This is an automated email from the ASF dual-hosted git repository.
ccondit pushed a commit to branch branch-1.5
in repository https://gitbox.apache.org/repos/asf/yunikorn-k8shim.git
The following commit(s) were added to refs/heads/branch-1.5 by this push:
new 7cfd2731 [YUNIKORN-2465] Remove Task objects from the shim upon pod
completion (#796)
7cfd2731 is described below
commit 7cfd2731951de154c9619bf5aafbe4023c3fe296
Author: Peter Bacsko <[email protected]>
AuthorDate: Tue Mar 5 09:52:19 2024 -0600
[YUNIKORN-2465] Remove Task objects from the shim upon pod completion (#796)
Closes: #796
Signed-off-by: Craig Condit <[email protected]>
---
pkg/cache/application.go | 18 +++++++++++++-
pkg/cache/application_test.go | 23 ++++++++++++++++++
pkg/cache/context.go | 3 +--
pkg/cache/context_test.go | 54 +++++++++++++++++++++++++++++++++++++++++
pkg/shim/scheduler_mock_test.go | 18 ++++++++++++++
pkg/shim/scheduler_test.go | 13 ++++++++++
6 files changed, 126 insertions(+), 3 deletions(-)

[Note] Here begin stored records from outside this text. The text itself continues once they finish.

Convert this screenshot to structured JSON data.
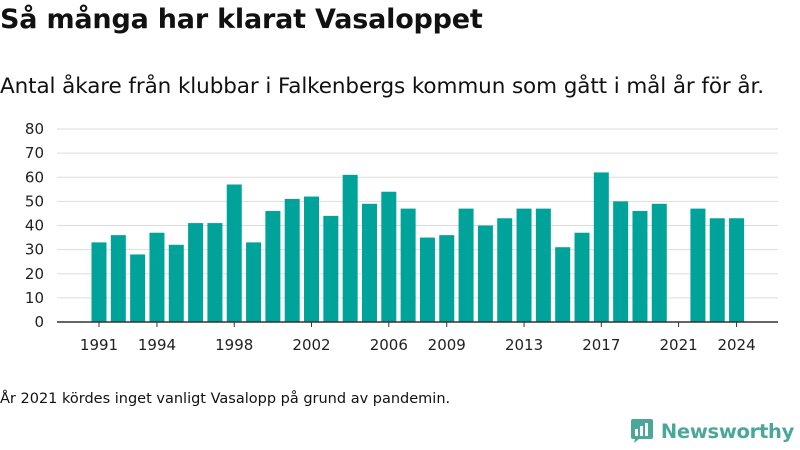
{
  "title": "Så många har klarat Vasaloppet",
  "subtitle": "Antal åkare från klubbar i Falkenbergs kommun som gått i mål år för år.",
  "note": "År 2021 kördes inget vanligt Vasalopp på grund av pandemin.",
  "brand": {
    "name": "Newsworthy",
    "icon": "newsworthy-logo-icon"
  },
  "colors": {
    "bar": "#00a399",
    "grid": "#dddddd",
    "axis": "#333333",
    "brand": "#4aa79a"
  },
  "chart_data": {
    "type": "bar",
    "title": "Så många har klarat Vasaloppet",
    "xlabel": "",
    "ylabel": "",
    "x": [
      1991,
      1992,
      1993,
      1994,
      1995,
      1996,
      1997,
      1998,
      1999,
      2000,
      2001,
      2002,
      2003,
      2004,
      2005,
      2006,
      2007,
      2008,
      2009,
      2010,
      2011,
      2012,
      2013,
      2014,
      2015,
      2016,
      2017,
      2018,
      2019,
      2020,
      2021,
      2022,
      2023,
      2024
    ],
    "values": [
      33,
      36,
      28,
      37,
      32,
      41,
      41,
      57,
      33,
      46,
      51,
      52,
      44,
      61,
      49,
      54,
      47,
      35,
      36,
      47,
      40,
      43,
      47,
      47,
      31,
      37,
      62,
      50,
      46,
      49,
      null,
      47,
      43,
      43
    ],
    "ylim": [
      0,
      80
    ],
    "yticks": [
      0,
      10,
      20,
      30,
      40,
      50,
      60,
      70,
      80
    ],
    "xtick_labels": [
      "1991",
      "1994",
      "1998",
      "2002",
      "2006",
      "2009",
      "2013",
      "2017",
      "2021",
      "2024"
    ],
    "grid": true,
    "legend": "none"
  }
}
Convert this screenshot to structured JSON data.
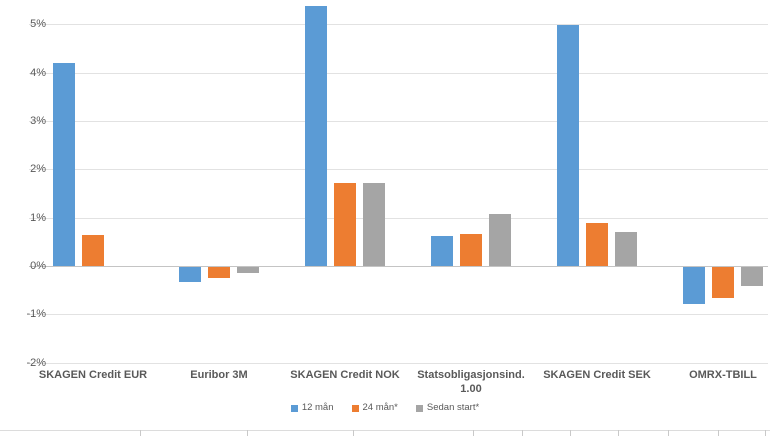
{
  "chart_data": {
    "type": "bar",
    "title": "",
    "categories": [
      "SKAGEN Credit EUR",
      "Euribor 3M",
      "SKAGEN Credit NOK",
      "Statsobligasjonsind. 1.00",
      "SKAGEN Credit SEK",
      "OMRX-TBILL"
    ],
    "series": [
      {
        "name": "12 mån",
        "color": "#5B9BD5",
        "values": [
          4.21,
          -0.32,
          5.37,
          0.62,
          4.98,
          -0.77
        ]
      },
      {
        "name": "24 mån*",
        "color": "#ED7D31",
        "values": [
          0.64,
          -0.22,
          1.72,
          0.67,
          0.89,
          -0.64
        ]
      },
      {
        "name": "Sedan start*",
        "color": "#A5A5A5",
        "values": [
          null,
          -0.12,
          1.71,
          1.08,
          0.71,
          -0.39
        ]
      }
    ],
    "y_axis": {
      "tick_labels": [
        "5%",
        "4%",
        "3%",
        "2%",
        "1%",
        "0%",
        "-1%",
        "-2%"
      ],
      "tick_values": [
        5,
        4,
        3,
        2,
        1,
        0,
        -1,
        -2
      ],
      "unit": "percent"
    },
    "ylim": [
      -2,
      5.5
    ],
    "grid": true,
    "legend_position": "bottom",
    "background": "#ffffff"
  }
}
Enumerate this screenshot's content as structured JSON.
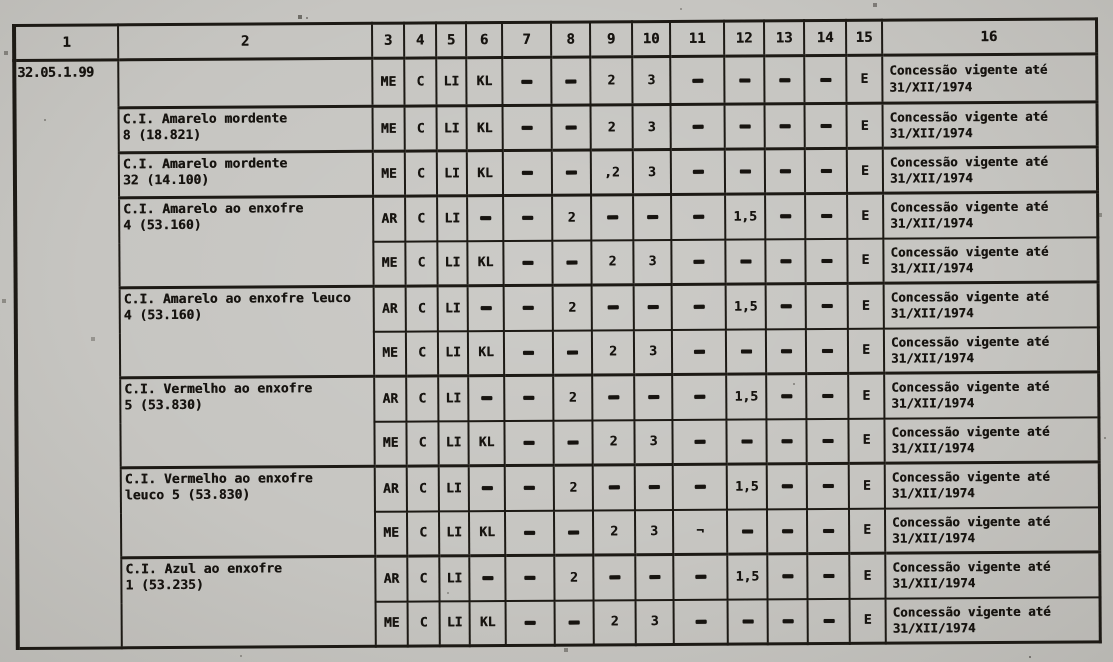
{
  "palette": {
    "paper": "#c6c5c1",
    "ink": "#171410",
    "line": "#1d1a15"
  },
  "table": {
    "headers": [
      "1",
      "2",
      "3",
      "4",
      "5",
      "6",
      "7",
      "8",
      "9",
      "10",
      "11",
      "12",
      "13",
      "14",
      "15",
      "16"
    ],
    "code": "32.05.1.99",
    "note_line1": "Concessão vigente até",
    "note_line2": "31/XII/1974",
    "groups": [
      {
        "name_lines": [],
        "rows": [
          [
            "ME",
            "C",
            "LI",
            "KL",
            "-",
            "-",
            "2",
            "3",
            "-",
            "-",
            "-",
            "-",
            "E"
          ]
        ]
      },
      {
        "name_lines": [
          "C.I. Amarelo mordente",
          "8 (18.821)"
        ],
        "rows": [
          [
            "ME",
            "C",
            "LI",
            "KL",
            "-",
            "-",
            "2",
            "3",
            "-",
            "-",
            "-",
            "-",
            "E"
          ]
        ]
      },
      {
        "name_lines": [
          "C.I. Amarelo mordente",
          "32 (14.100)"
        ],
        "rows": [
          [
            "ME",
            "C",
            "LI",
            "KL",
            "-",
            "-",
            ",2",
            "3",
            "-",
            "-",
            "-",
            "-",
            "E"
          ]
        ]
      },
      {
        "name_lines": [
          "C.I. Amarelo ao enxofre",
          "4 (53.160)"
        ],
        "rows": [
          [
            "AR",
            "C",
            "LI",
            "-",
            "-",
            "2",
            "-",
            "-",
            "-",
            "1,5",
            "-",
            "-",
            "E"
          ],
          [
            "ME",
            "C",
            "LI",
            "KL",
            "-",
            "-",
            "2",
            "3",
            "-",
            "-",
            "-",
            "-",
            "E"
          ]
        ]
      },
      {
        "name_lines": [
          "C.I. Amarelo ao enxofre leuco",
          "4 (53.160)"
        ],
        "rows": [
          [
            "AR",
            "C",
            "LI",
            "-",
            "-",
            "2",
            "-",
            "-",
            "-",
            "1,5",
            "-",
            "-",
            "E"
          ],
          [
            "ME",
            "C",
            "LI",
            "KL",
            "-",
            "-",
            "2",
            "3",
            "-",
            "-",
            "-",
            "-",
            "E"
          ]
        ]
      },
      {
        "name_lines": [
          "C.I. Vermelho ao enxofre",
          "5 (53.830)"
        ],
        "rows": [
          [
            "AR",
            "C",
            "LI",
            "-",
            "-",
            "2",
            "-",
            "-",
            "-",
            "1,5",
            "-",
            "-",
            "E"
          ],
          [
            "ME",
            "C",
            "LI",
            "KL",
            "-",
            "-",
            "2",
            "3",
            "-",
            "-",
            "-",
            "-",
            "E"
          ]
        ]
      },
      {
        "name_lines": [
          "C.I. Vermelho ao enxofre",
          "leuco 5 (53.830)"
        ],
        "rows": [
          [
            "AR",
            "C",
            "LI",
            "-",
            "-",
            "2",
            "-",
            "-",
            "-",
            "1,5",
            "-",
            "-",
            "E"
          ],
          [
            "ME",
            "C",
            "LI",
            "KL",
            "-",
            "-",
            "2",
            "3",
            "¬",
            "-",
            "-",
            "-",
            "E"
          ]
        ]
      },
      {
        "name_lines": [
          "C.I. Azul ao enxofre",
          "1 (53.235)"
        ],
        "rows": [
          [
            "AR",
            "C",
            "LI",
            "-",
            "-",
            "2",
            "-",
            "-",
            "-",
            "1,5",
            "-",
            "-",
            "E"
          ],
          [
            "ME",
            "C",
            "LI",
            "KL",
            "-",
            "-",
            "2",
            "3",
            "-",
            "-",
            "-",
            "-",
            "E"
          ]
        ]
      }
    ]
  }
}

diff --git a/pkg/cache/application.go b/pkg/cache/application.go
index bb5bba2b..ffead77a 100644
--- a/pkg/cache/application.go
+++ b/pkg/cache/application.go
@@ -228,9 +228,13 @@ func (app *Application) addTask(task *Task) {
app.taskMap[task.taskID] = task
}
-func (app *Application) removeTask(taskID string) {
+func (app *Application) RemoveTask(taskID string) {
app.lock.Lock()
defer app.lock.Unlock()
+ app.removeTask(taskID)
+}
+
+func (app *Application) removeTask(taskID string) {
if _, ok := app.taskMap[taskID]; !ok {
log.Log(log.ShimCacheApplication).Debug("Attempted to remove
non-existent task", zap.String("taskID", taskID))
return
@@ -363,6 +367,7 @@ func (app *Application) Schedule() bool {
app.scheduleTasks(func(t *Task) bool {
return t.placeholder
})
+ app.removeCompletedTasks()
if len(app.GetNewTasks()) == 0 {
return false
}
@@ -372,6 +377,7 @@ func (app *Application) Schedule() bool {
app.scheduleTasks(func(t *Task) bool {
return !t.placeholder
})
+ app.removeCompletedTasks()
if len(app.GetNewTasks()) == 0 {
return false
}
@@ -663,3 +669,13 @@ func (app *Application) SetPlaceholderTimeout(timeout
int64) {
defer app.lock.Unlock()
app.placeholderTimeoutInSec = timeout
}
+
+func (app *Application) removeCompletedTasks() {
+ app.lock.Lock()
+ defer app.lock.Unlock()
+ for _, task := range app.taskMap {
+ if task.isTerminated() {
+ app.removeTask(task.taskID)
+ }
+ }
+}
diff --git a/pkg/cache/application_test.go b/pkg/cache/application_test.go
index 03a572fc..edd3846f 100644
--- a/pkg/cache/application_test.go
+++ b/pkg/cache/application_test.go
@@ -1288,6 +1288,29 @@ func TestApplication_onReservationStateChange(t
*testing.T) {
assertAppState(t, app, ApplicationStates().Running, 1*time.Second)
}
+func TestTaskRemoval(t *testing.T) {
+ app := NewApplication(appID, "root.a", "testuser", testGroups,
map[string]string{}, newMockSchedulerAPI())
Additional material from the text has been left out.